Only few studies have investigated changes in metabolism due to antiparkinsonian treatment. Altered levels of methylation products, such as increased concentrations of homocysteine, were found in plasma from PD patients under l-dopa medication as a consequence of the catabolism of this molecule (to 3-O-methyldopa) [17].
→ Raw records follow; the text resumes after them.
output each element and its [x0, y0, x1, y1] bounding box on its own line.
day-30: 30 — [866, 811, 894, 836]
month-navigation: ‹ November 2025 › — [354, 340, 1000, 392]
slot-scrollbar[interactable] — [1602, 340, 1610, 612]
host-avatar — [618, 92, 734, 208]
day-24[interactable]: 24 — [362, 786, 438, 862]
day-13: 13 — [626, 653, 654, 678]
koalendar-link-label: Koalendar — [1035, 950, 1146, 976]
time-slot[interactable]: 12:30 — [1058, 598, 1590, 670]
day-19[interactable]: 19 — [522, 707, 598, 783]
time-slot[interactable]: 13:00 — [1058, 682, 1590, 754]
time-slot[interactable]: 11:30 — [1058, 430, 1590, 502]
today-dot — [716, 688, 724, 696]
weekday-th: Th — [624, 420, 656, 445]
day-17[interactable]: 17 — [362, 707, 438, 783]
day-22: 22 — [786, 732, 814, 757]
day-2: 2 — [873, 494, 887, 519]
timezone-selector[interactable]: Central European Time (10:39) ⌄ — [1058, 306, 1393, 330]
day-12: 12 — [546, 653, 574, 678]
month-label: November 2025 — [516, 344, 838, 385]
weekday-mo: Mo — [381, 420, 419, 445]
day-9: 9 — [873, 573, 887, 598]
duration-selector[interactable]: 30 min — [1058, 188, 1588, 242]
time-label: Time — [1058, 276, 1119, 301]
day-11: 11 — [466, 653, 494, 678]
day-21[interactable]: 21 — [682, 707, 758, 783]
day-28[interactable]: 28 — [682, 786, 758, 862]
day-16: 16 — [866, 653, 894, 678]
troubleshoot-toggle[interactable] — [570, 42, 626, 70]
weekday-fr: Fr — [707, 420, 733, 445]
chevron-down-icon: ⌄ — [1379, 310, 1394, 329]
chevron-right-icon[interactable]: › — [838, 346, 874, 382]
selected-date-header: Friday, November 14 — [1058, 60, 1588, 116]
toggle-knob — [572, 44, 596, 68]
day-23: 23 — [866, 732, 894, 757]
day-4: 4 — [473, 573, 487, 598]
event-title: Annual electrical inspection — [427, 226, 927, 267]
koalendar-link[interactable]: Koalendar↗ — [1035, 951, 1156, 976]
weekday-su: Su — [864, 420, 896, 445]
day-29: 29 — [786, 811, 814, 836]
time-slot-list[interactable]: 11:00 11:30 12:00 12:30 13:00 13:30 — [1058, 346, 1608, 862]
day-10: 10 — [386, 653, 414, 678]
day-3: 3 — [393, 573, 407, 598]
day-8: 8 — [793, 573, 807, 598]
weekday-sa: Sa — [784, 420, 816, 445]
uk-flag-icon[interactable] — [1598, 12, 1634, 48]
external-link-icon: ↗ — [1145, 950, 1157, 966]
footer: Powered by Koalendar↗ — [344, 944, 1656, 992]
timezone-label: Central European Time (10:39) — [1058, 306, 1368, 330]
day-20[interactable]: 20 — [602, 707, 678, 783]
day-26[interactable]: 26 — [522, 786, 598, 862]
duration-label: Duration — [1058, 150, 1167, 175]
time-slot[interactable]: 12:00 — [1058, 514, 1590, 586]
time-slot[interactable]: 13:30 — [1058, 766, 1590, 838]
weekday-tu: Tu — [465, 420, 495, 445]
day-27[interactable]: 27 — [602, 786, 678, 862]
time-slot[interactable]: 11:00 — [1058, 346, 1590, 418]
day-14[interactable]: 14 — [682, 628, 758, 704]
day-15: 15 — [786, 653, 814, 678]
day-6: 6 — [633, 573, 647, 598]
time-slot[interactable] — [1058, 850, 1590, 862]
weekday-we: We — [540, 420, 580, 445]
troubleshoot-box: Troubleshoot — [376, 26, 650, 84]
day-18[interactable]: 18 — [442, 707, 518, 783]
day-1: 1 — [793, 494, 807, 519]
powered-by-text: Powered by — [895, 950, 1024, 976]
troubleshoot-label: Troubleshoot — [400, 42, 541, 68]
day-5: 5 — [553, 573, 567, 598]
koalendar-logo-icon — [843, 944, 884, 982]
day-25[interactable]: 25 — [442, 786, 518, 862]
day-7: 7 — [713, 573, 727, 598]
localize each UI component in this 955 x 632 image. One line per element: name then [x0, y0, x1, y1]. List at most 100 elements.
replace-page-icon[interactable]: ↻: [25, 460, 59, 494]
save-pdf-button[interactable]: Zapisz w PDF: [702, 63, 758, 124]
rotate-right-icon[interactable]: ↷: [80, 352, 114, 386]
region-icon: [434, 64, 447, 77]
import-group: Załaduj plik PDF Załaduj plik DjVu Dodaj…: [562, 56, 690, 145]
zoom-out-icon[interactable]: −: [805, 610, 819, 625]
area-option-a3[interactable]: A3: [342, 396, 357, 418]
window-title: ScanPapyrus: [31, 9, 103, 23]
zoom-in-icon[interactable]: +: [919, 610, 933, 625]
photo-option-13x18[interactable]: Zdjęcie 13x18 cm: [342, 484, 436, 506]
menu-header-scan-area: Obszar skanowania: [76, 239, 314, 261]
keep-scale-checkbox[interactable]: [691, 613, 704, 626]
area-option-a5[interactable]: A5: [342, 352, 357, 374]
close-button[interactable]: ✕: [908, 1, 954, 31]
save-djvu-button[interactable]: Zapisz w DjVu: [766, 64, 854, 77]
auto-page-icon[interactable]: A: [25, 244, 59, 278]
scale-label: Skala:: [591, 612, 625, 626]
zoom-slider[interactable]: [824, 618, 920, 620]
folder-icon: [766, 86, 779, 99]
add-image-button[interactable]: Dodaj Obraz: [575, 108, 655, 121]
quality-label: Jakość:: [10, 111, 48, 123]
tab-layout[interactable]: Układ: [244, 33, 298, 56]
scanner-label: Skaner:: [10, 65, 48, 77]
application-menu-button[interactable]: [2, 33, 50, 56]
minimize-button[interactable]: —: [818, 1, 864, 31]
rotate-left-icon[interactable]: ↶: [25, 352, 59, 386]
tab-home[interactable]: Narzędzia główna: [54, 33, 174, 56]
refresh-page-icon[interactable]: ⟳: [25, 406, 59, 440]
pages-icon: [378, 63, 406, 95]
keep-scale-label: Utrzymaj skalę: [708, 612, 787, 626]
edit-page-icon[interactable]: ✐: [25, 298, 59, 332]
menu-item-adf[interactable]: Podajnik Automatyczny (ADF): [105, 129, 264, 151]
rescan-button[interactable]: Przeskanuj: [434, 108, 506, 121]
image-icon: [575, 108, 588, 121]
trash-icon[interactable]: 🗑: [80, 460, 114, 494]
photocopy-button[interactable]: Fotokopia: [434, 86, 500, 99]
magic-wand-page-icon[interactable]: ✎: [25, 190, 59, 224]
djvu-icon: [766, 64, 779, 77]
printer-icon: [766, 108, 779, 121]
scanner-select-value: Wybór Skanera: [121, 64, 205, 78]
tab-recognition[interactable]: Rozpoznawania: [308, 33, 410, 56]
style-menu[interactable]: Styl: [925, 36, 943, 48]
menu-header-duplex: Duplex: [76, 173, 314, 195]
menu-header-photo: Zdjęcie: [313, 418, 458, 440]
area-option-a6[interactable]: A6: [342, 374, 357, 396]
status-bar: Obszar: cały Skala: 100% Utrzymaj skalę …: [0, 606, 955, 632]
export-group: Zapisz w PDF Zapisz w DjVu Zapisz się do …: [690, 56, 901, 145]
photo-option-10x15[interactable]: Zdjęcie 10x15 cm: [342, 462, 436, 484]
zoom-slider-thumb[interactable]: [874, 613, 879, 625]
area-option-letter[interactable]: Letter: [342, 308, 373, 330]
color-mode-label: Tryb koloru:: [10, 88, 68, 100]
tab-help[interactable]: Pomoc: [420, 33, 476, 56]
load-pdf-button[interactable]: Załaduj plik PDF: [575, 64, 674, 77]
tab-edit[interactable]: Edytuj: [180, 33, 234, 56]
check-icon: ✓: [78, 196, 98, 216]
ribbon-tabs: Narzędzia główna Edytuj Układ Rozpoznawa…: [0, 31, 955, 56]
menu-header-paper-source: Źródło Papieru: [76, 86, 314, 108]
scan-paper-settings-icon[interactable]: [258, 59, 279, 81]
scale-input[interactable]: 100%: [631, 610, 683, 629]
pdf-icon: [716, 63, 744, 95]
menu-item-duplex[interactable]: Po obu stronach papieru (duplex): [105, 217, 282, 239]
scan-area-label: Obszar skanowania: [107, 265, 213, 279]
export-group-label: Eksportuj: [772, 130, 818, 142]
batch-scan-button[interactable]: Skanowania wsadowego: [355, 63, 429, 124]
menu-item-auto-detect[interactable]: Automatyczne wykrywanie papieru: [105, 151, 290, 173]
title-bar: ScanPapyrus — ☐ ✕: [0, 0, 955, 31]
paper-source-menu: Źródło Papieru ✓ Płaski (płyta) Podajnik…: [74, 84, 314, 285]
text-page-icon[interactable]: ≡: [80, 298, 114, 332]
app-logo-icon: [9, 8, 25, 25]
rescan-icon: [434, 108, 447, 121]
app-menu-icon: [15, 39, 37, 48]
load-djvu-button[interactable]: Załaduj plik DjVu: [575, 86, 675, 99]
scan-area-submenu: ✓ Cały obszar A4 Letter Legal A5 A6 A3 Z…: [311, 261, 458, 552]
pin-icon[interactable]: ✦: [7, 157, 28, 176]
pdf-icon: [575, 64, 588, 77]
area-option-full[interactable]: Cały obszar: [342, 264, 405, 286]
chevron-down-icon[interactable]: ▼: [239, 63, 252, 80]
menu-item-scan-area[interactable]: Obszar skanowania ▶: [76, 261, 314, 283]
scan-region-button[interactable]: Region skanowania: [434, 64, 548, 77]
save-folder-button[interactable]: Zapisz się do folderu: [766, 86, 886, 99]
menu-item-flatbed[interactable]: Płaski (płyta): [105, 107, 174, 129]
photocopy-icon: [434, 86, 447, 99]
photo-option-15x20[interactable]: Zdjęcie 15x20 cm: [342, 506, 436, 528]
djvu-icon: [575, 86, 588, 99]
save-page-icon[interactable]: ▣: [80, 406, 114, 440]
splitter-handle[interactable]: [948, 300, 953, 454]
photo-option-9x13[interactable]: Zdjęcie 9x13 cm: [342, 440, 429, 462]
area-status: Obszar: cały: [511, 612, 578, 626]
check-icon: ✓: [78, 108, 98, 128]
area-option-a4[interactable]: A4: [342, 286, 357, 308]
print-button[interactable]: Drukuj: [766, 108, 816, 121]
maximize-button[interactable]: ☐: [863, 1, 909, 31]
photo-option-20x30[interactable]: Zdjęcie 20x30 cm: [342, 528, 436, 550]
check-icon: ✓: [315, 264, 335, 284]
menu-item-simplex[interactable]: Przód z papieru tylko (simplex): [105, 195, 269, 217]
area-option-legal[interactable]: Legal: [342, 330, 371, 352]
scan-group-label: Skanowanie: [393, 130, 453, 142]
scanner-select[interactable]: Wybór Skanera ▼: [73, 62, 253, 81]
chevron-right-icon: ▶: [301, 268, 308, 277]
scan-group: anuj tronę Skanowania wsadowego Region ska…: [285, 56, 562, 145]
Many studies have found that PD patients undergoing treatment show increased body weight. DBS is accompanied by weight gain in the first postoperation months. Reasons might include lower energy expenditure, fewer motor complications and altered eating behavior [18], and might involve DBS-induced modulation of hypothalamic areas, essential in maintaining homeostatic control of bodily functions such as feeding and sleeping [19]. Compulsive eating and weight gain are also observed after treatment with DA agonists such as pramipexole. These disturbances have been attributed to excessive activation of the mesolimbic pathway, connecting the dopaminergic ventral tegmental area with limbic structures such as the nucleus accumbens and the amygdala. This pathway has been linked to the biological perception of reward and the activation of responses associated with it; therefore, PD therapy causes compulsive behaviors and binge eating through the hyperactivation of this system [20]. Finally, weight gain in PD patients increases the risk for other metabolic disturbances, such as diabetes (see chapter “Diabetes mellitus”) and cardiovascular diseases (see chapter “Atherosclerotic heart disease”), thereby adding further levels of complexity to the clinical phenotype (Fig. 2).

Fig. 2
figure 2

Influence of Parkinson’s disease treatment on metabolism. Metabolic changes after antiparkinsonian therapy and surgical interventions are due to secondary effects on the intact mesolimbic pathway parallel to the affected nigrostriatal system and on the hypothalamus. Dopamine-based medication (left side) hyperactivates the mesolimbic pathway, associated with the brain nuclei dedicated to the perception of reward, thereby causing compulsive behavior and binge eating. Deep brain stimulation (right side) affects mostly the hypothalamus, a brain nucleus dedicated to control of homeostatic behaviors such as eating and sleeping. In both cases, the effects are increased appetite and food intake leading to weight gain and therefore complications of the clinical spectrum. SNc substantia nigra pars compacta, PD Parkinson’s disease

Perspectives

Identification of metabolic changes in the brain or peripheral fluids is essential to develop biomarkers and to unravel the mechanisms that underlie PD pathogenesis, since metabolites act as indicators of cellular physiology and homeostasis. Indeed, the identification of biomarkers to diagnose and monitor the progression of the disease is currently one of the most intriguing and challenging areas of PD research. The evaluation of metabolomic profiles is a promising tool for supporting the diagnosis of PD, possibly in the very early phases of the disease [10], and might also be useful to identify prognostic markers, as well as to anticipate the response to pharmacological treatment. These studies will eventually lead to a better description of PD molecular and clinical phenotypes and therefore optimization of therapeutic intervention. New possible pharmacological strategies to improve both neuroprotection and motor dysfunction are in development. Thus far, encouraging results have been obtained by adopting antagonists of adenosine and glutamate receptors [11] and compounds that increase the endogenous levels of antioxidants [21].